I hold the police responsible for the crime and violence. They should have confiscated the weapons. That was their job," he says.
"I'm sorry that some attorneys chose to defend the criminals even when their crimes are proven, as if to say: go on murdering people, we will represent you," he says.
Issa Abu al-Kiyan was 12 when he was critically injured in a fire, he held on for weeks and later died of his wounds.
He had worked in a mobile phone shop set ablaze in a dispute, Issa had nothing to do with.
"I've forgiven the family responsible," Najah, his father says. "I am leaving the matter to the police, to bring the murderers to justice," he says.
"I sat by Issa's hospital bed for 55 days. One time he woke up, had a drink of water and spoke to me about what happened. We were happy to see him back to life, but sadly he died," he died.

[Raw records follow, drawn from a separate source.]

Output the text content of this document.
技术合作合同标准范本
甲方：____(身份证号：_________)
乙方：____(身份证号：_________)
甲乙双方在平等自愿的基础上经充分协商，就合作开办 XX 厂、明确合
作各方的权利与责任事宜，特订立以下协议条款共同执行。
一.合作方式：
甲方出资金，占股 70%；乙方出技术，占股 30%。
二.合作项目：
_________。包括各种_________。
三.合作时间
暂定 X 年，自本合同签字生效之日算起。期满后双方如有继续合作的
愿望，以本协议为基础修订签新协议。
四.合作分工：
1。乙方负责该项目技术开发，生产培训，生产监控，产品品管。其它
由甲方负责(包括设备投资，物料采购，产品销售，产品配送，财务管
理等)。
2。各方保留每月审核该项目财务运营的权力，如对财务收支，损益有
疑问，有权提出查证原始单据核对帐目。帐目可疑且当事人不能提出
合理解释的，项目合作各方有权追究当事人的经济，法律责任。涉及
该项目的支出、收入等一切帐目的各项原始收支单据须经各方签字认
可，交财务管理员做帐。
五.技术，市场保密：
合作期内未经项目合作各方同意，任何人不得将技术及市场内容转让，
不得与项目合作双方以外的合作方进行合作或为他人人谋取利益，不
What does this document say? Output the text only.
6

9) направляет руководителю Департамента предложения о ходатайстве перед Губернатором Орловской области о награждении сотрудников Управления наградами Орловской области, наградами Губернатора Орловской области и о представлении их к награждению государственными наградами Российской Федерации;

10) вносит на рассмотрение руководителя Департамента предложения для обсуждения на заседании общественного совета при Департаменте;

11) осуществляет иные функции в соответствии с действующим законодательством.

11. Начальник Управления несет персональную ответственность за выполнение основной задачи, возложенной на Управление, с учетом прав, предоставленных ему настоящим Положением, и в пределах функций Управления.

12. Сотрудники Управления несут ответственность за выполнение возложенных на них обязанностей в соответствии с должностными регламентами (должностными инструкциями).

"It is difficult without him. live is no longer normal and we ask for him everyday and everywhere," he says.
"I call on everyone to end this violence, solve disputes peacefully to prevent pain and suffering," he says.
Razan Abbas walked out of her room when a bullet took her life, last March. She was 17-years old.
Waring families exchanged fire and a stray bullet entered her family's home.
"No one can feel the magnitude of our pain, but those who have lost a son or daughter to murder," father Abbas says.
"She was cut down in cold blood with no fault of her own. We are now trying to return to live but cannot forget our beloved daughter," he says.
Even after our tragedy, which was widely talked about, the shooting that threatens others is still going on in Arab communities, and it is sad that people do not learn from those mistakes, and instead they continue to fire their weapons and hurt others," he says.
We must cooperate to end this by reporting anyone carrying a weapon and hurting innocent people, to the police. These weapons took away all the happy things Razan had to look forward to," he says.